Although Turkish Lira Looks Intimidating Before TCB Policy Meeting, Further Drop Past 15.50 to USD Looks Unlikely
December 13, 2021
We wrote repeatedly about the recent demise of the Turkish lira, caused by Turkey’s Central Bank’s non-conventional monetary policy. Since there was no turnaround in that policy, ever since the dire situation is only getting worse. Today Turkey’s lira tumbled past 14 to the dollar for the first time, leaving the country’s central bank in front of a hard dilemma on whether to keep cutting interest rates this week despite rising inflation. The decline was exacerbated after S&P Global Ratings slashed the outlook on the nation’s sovereign credit rating to negative last Friday, citing risks from the “extreme currency volatility.”
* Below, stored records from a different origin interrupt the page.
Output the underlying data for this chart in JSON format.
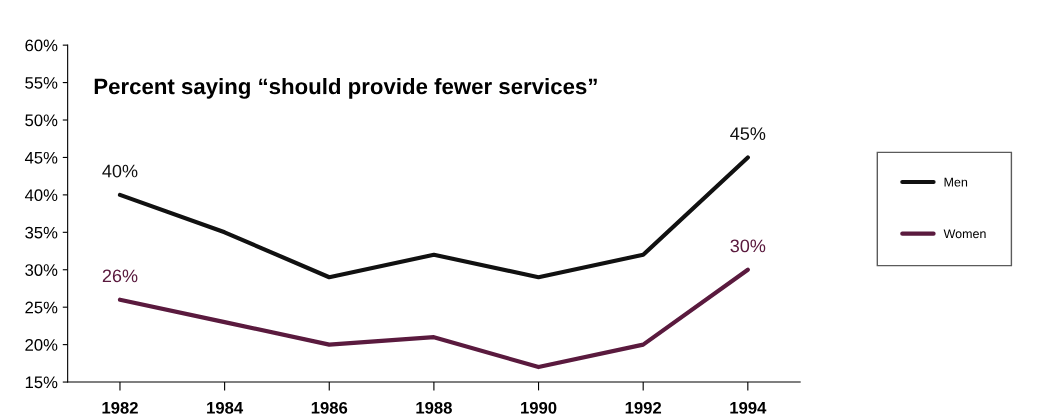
{
  "chart_data": {
    "type": "line",
    "title": "Percent saying “should provide fewer services”",
    "categories": [
      "1982",
      "1984",
      "1986",
      "1988",
      "1990",
      "1992",
      "1994"
    ],
    "series": [
      {
        "name": "Men",
        "color": "#111111",
        "values": [
          40,
          35,
          29,
          32,
          29,
          32,
          45
        ]
      },
      {
        "name": "Women",
        "color": "#5a1a3e",
        "values": [
          26,
          23,
          20,
          21,
          17,
          20,
          30
        ]
      }
    ],
    "ylim": [
      15,
      60
    ],
    "yticks": [
      {
        "value": 15,
        "label": "15%"
      },
      {
        "value": 20,
        "label": "20%"
      },
      {
        "value": 25,
        "label": "25%"
      },
      {
        "value": 30,
        "label": "30%"
      },
      {
        "value": 35,
        "label": "35%"
      },
      {
        "value": 40,
        "label": "40%"
      },
      {
        "value": 45,
        "label": "45%"
      },
      {
        "value": 50,
        "label": "50%"
      },
      {
        "value": 55,
        "label": "55%"
      },
      {
        "value": 60,
        "label": "60%"
      }
    ],
    "annotations": [
      {
        "text": "40%",
        "x": "1982",
        "y": 40
      },
      {
        "text": "45%",
        "x": "1994",
        "y": 45
      },
      {
        "text": "26%",
        "x": "1982",
        "y": 26
      },
      {
        "text": "30%",
        "x": "1994",
        "y": 30
      }
    ],
    "grid": false,
    "legend": "right",
    "marker": "none",
    "line_style": "solid"
  }
}
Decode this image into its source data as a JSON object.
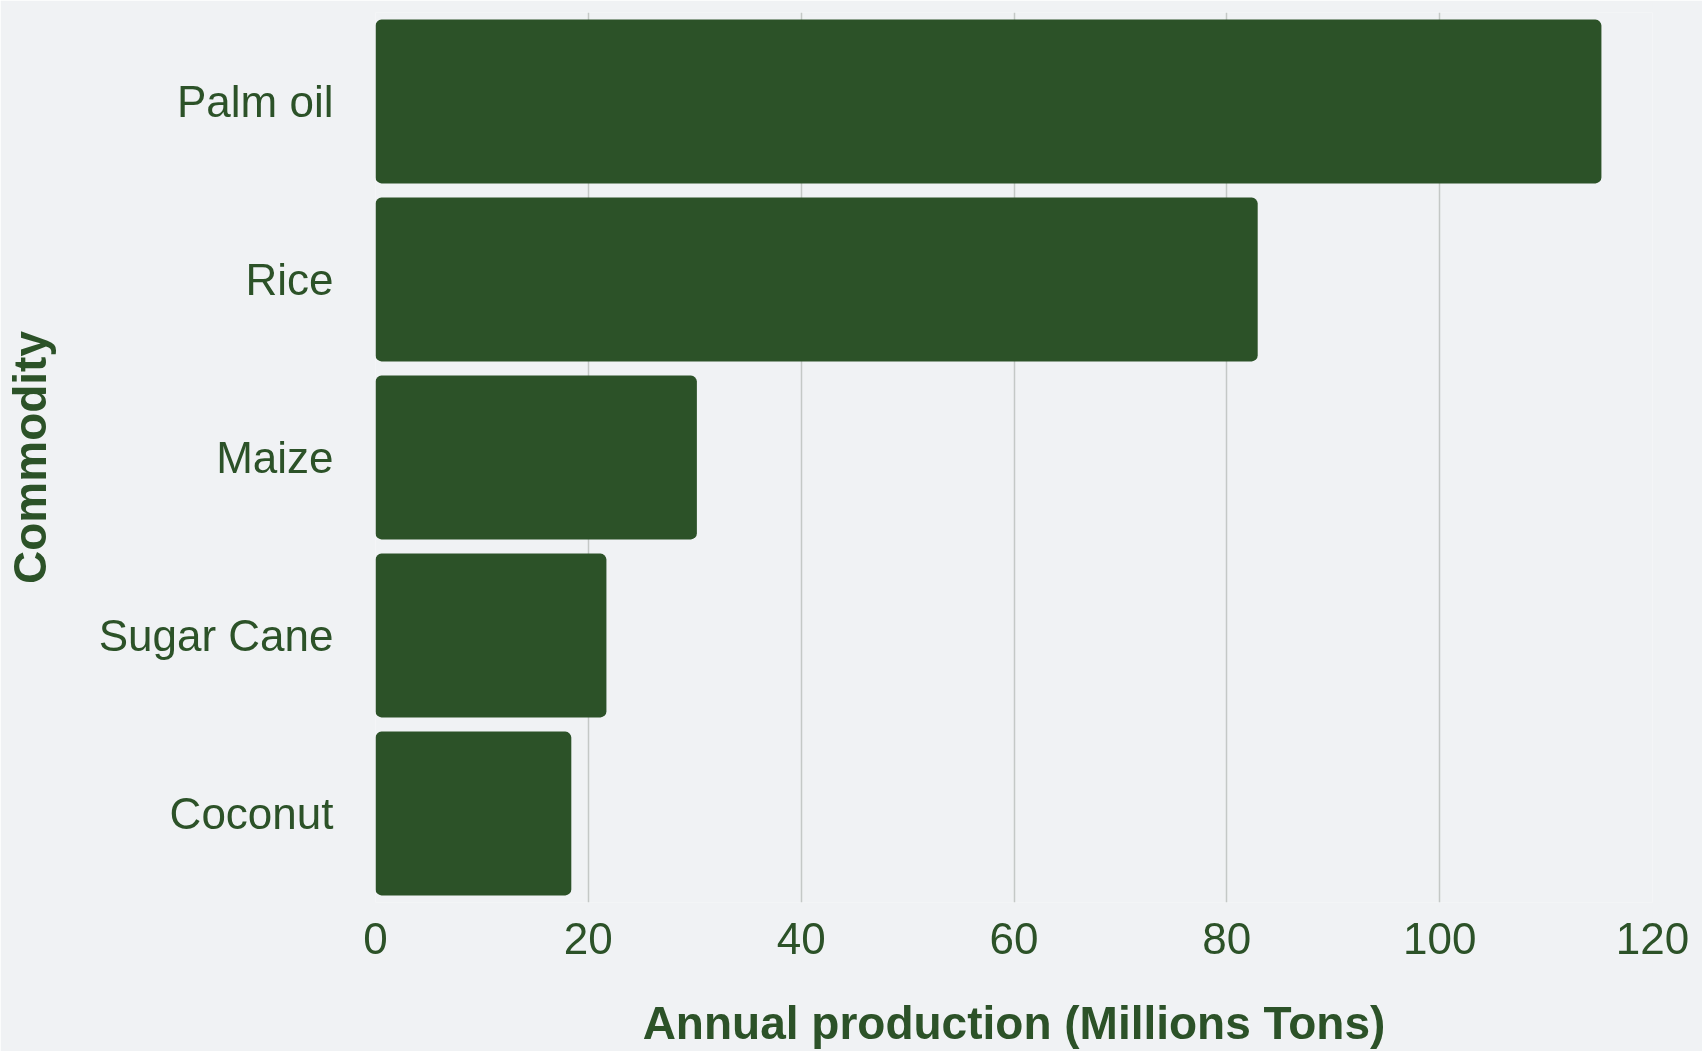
{
  "chart_data": {
    "type": "bar",
    "orientation": "horizontal",
    "xlabel": "Annual production (Millions Tons)",
    "ylabel": "Commodity",
    "categories": [
      "Palm oil",
      "Rice",
      "Maize",
      "Sugar Cane",
      "Coconut"
    ],
    "values": [
      115.2,
      82.9,
      30.2,
      21.7,
      18.4
    ],
    "color": "#2c5228",
    "xlim": [
      0,
      120
    ],
    "xticks": [
      0,
      20,
      40,
      60,
      80,
      100,
      120
    ],
    "grid": "x"
  }
}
As of today, The lira traded 4.1% lower at 14.24 by 13:15 p.m. CET. The yield on Turkey’s 10-year government bonds soared by 31 basis points to a three-year high at 21.69%. The lira has slumped 48% against the dollar this year and is the worst-performing currency in emerging markets. The central bank announced its fourth market intervention in two weeks, selling dollars from its reserves to the open market.
Although, as we mentioned, the initial trigger for the slump was the sovereign debt outlook downgrade, the risk of further rate cuts later this week makes the whole picture even grimmer as Turkey’s Treasury & Finance Minister Nureddin Nebati told Haberturk newspaper on Sunday that the government remains firm not to raise rates.
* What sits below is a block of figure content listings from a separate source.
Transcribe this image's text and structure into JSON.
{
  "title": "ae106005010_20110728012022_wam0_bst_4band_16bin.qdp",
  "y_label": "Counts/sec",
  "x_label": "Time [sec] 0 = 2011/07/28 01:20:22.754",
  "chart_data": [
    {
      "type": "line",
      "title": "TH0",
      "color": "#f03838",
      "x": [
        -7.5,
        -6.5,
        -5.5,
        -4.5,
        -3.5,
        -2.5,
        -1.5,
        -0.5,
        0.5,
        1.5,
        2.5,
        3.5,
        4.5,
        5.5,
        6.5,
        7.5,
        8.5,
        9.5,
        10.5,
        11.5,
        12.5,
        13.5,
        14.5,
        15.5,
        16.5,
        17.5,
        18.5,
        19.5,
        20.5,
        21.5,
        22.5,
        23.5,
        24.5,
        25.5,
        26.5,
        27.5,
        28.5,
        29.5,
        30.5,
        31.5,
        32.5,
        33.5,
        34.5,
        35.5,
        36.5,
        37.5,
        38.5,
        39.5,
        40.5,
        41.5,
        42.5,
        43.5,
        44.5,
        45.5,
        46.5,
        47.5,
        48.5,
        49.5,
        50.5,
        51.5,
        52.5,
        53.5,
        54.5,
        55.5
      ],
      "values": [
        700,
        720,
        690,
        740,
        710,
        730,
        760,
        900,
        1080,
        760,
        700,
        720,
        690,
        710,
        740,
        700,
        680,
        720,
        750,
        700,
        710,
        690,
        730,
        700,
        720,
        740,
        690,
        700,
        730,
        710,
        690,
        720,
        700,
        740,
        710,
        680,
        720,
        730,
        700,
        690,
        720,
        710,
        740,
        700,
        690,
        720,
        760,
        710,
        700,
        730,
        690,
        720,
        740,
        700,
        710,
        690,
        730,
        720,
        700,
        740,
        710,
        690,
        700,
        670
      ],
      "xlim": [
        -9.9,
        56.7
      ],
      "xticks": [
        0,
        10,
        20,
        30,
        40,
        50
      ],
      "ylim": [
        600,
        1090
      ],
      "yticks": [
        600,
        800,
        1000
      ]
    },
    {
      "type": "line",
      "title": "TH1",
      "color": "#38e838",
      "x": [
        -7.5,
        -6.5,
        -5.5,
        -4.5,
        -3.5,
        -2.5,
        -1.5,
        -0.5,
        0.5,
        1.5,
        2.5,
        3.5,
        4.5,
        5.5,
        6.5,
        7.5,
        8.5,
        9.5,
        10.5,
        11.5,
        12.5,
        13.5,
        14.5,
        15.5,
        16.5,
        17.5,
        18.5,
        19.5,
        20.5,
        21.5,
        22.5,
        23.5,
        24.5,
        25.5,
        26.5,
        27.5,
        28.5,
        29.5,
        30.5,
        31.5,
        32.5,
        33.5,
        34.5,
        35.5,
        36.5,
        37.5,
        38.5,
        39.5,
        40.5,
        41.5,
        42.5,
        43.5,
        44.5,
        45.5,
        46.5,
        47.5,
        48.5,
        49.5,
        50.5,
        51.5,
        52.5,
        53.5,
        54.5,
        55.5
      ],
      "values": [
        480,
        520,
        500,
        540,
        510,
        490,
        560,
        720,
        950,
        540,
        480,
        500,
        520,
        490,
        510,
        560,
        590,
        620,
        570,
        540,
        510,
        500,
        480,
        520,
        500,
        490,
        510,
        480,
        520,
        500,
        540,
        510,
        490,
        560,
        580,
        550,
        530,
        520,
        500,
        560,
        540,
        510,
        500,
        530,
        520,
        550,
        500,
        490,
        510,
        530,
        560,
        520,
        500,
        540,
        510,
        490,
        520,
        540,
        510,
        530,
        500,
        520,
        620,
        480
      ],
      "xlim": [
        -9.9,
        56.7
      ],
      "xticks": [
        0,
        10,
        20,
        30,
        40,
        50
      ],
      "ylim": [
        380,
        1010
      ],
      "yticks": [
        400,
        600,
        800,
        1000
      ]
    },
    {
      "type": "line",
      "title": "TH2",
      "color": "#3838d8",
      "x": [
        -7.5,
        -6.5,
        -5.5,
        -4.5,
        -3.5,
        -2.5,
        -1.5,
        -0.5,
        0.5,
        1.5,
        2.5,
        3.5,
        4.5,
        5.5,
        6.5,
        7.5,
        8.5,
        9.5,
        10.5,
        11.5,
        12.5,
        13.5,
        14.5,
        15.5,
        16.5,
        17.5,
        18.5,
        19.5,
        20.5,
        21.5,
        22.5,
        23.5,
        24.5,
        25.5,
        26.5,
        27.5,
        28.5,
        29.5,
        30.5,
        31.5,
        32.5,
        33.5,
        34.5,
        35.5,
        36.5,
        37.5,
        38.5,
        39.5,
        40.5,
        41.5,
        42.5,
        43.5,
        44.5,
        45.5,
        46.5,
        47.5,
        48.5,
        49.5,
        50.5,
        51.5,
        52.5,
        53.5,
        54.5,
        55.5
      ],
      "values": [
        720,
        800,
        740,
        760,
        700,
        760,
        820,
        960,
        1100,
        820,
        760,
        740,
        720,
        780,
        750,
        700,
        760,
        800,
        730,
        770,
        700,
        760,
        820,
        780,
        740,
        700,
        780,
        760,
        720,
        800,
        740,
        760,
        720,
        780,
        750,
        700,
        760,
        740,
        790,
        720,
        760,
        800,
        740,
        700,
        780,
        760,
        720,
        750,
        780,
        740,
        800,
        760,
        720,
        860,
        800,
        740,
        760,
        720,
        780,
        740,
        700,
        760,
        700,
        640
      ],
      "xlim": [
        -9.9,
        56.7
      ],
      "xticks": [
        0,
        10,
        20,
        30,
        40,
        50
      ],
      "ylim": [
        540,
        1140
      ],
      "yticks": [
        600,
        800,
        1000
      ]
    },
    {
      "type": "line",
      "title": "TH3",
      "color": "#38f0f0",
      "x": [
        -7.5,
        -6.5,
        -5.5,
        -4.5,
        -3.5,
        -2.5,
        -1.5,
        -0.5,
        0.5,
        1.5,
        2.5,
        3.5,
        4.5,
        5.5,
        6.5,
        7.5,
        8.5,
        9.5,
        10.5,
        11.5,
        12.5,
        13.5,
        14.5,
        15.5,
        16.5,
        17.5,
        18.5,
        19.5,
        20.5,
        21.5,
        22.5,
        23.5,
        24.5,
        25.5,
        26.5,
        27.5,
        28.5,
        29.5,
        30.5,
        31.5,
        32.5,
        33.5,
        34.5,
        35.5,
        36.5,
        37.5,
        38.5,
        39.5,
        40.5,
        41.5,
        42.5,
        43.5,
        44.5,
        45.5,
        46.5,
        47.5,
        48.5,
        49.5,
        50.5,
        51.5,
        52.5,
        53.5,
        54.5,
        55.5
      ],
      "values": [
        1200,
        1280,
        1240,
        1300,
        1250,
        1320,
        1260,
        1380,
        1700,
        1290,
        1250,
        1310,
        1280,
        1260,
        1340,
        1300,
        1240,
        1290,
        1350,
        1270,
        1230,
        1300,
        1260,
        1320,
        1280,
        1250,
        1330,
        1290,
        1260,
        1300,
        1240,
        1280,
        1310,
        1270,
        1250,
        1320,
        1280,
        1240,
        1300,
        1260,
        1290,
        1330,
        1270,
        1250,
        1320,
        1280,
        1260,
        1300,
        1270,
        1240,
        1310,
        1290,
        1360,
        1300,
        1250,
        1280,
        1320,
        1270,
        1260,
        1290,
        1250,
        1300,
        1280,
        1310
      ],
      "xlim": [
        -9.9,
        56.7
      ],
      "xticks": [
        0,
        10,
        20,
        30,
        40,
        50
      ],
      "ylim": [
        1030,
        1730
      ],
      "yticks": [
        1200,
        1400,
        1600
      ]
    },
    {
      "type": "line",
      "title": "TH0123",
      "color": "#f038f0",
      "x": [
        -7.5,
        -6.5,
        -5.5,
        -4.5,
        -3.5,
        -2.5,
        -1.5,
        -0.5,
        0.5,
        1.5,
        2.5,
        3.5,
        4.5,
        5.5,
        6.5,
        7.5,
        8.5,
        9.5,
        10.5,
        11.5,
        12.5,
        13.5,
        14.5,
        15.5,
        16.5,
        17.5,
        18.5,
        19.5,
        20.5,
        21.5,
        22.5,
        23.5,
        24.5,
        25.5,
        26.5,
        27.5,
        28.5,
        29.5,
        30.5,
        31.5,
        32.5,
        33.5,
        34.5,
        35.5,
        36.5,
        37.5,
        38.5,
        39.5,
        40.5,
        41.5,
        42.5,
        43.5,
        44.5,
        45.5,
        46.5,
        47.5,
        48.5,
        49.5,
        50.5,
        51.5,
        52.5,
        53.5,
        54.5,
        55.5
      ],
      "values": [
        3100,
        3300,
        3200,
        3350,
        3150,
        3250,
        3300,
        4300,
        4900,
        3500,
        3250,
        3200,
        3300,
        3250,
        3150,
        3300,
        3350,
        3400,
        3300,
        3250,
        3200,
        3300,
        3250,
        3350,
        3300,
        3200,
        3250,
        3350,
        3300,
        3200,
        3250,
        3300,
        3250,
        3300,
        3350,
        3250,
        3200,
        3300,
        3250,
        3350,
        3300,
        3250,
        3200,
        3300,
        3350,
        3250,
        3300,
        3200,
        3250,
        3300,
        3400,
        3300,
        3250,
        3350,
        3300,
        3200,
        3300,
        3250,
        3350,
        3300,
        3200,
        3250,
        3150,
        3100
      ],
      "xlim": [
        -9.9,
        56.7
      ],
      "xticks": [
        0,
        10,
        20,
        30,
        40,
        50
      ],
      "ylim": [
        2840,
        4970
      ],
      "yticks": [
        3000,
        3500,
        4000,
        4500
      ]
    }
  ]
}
The central bank, which has slashed the one-week repo rate by 400 basis points since September to fulfill demands from President Recep Tayyip Erdogan for lower borrowing costs to boost growth, is expected to cut it by an additional 100 basis points to 14% this week during the scheduled Turkish Central Bank’s BoD meeting. The central bank has already cut its policy rate by 400 basis points to 15% since September.
Technically speaking, Turkish lira is in freefall against the USD, but the currencies pair chart shows it has been plateauing lately, so at this point, even though a majority of polled analysts expect no material change to TCB’s stance in terms of its monetary policy direction, the effect of bearish bid saturation may be limiting further lira’s drop by 15–15.5 to USD.